Texas Insurance Commissioner Forbids Insurers’ Provisions that Allowed Them to Interpret Policies

The Texas Department of Insurance has adopted new rules that prohibit the inclusion of discretionary clauses in health, life, and disability insurance policies delivered in Texas.  Discretionary clauses are contract provisions that provide insurers with sole discretion in deciding what, when, and if benefits are due under an insurance policy.  The Office of Public Insurance asserted that these provisions alter the way courts review insurers’ decisions on appeal and make meaningful review of an insurer’s decision virtually impossible.

In prohibiting discretionary clauses, Texas Commissioner of Insurance Mike Geeslin wrote:

[d]iscretionary clauses are unjust, encourage misrepresentation, and are deceptive because they mislead consumers regarding the terms of coverage.

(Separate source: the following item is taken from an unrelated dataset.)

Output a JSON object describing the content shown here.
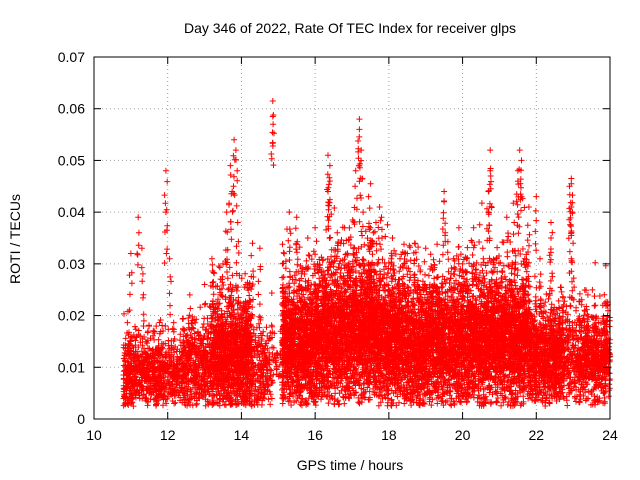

Discretionary clauses are present in nearly all employer-provided disability policies because they are allowed by The Employee Retirement Income Security Act of 1974 (“ERISA”).

Twenty-three states and the National Association of Insurance Commissioners have now adopted statutes, rules or policies prohibiting discretionary clauses.  The new rules in Texas will take effect February 1, 2011 for some types of disability insurance and June 1, 2011 for all other forms of health, life, and disability insurance policies issued in Texas.